City Fog vs Dix Blue
City Fog (Dulux) and Dix Blue (Farrow & Ball) come from different manufacturers. Hue-wise, City Fog belongs to the grey family and Dix Blue to the blue-grey family. The 26-point LRV gap — 41 for Dix Blue vs 15 for City Fog — means Dix Blue will open up a space more effectively. Where City Fog leans neutral, Dix Blue reads cool — a distinction that shifts noticeably depending on the light source and surrounding finishes. A ΔE of 28.7 puts these firmly in different territory — two distinct design choices rather than close alternatives. Below you'll find 1 real-room photo comparison where both colors appear side by side, plus 5 simulated room previews.

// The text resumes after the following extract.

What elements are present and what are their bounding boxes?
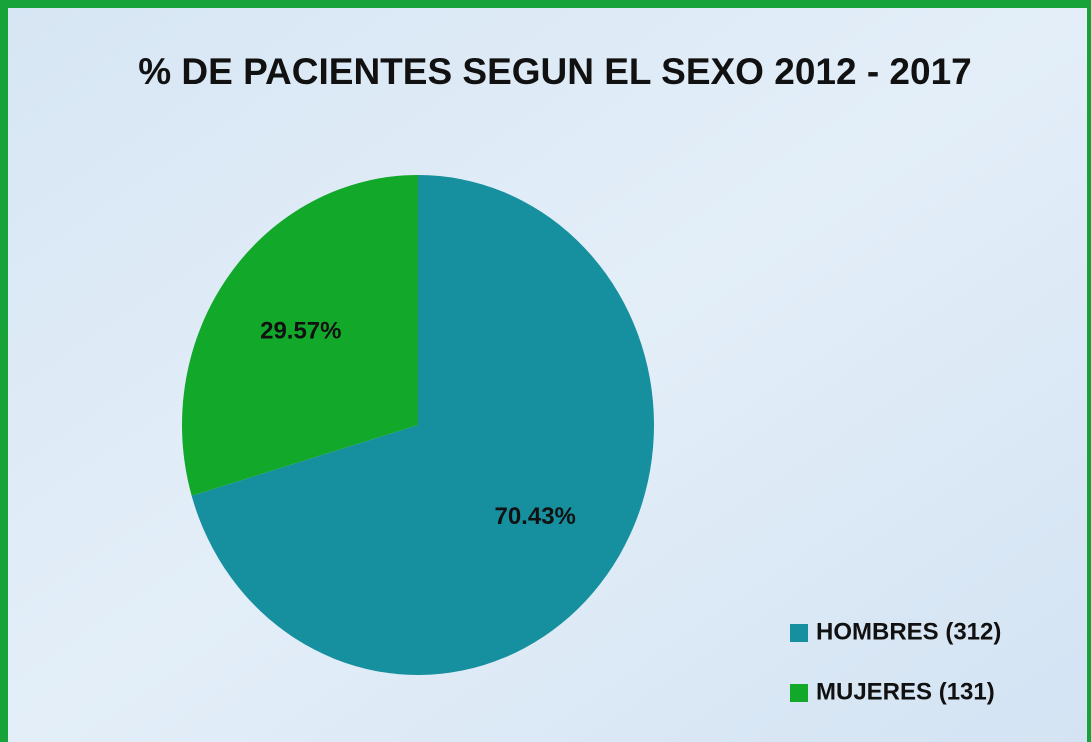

City Fog vs Dix Blue in Real Spaces
1 real room side by side. Seeing City Fog and Dix Blue in actual rooms makes the difference concrete; browse the spaces below to get a feel for how each color lives on a wall.
Bathroom
Small bathrooms intensify color. A shade that seems quiet in a larger room can feel immersive when you're surrounded by it on four walls. Dix Blue returns significantly more light to the room — in a smaller or darker space, that difference in perceived brightness is hard to miss.
Color Details
City Fog vs Dix Blue Simulated Comparison
5 simulated room previews — drag the slider on each to see City Fog on one side and Dix Blue on the other.
Digital color is approximate. These simulations are generated from the manufacturer's hex values and overlaid on grayscale room photos — your screen's calibration, brightness, and viewing angle all affect how they render. Before committing to either color, test physical samples in your own space under the light you actually live with.
More City Fog comparisons
See how City Fog stacks up against other well-photographed colors across different brands and tones.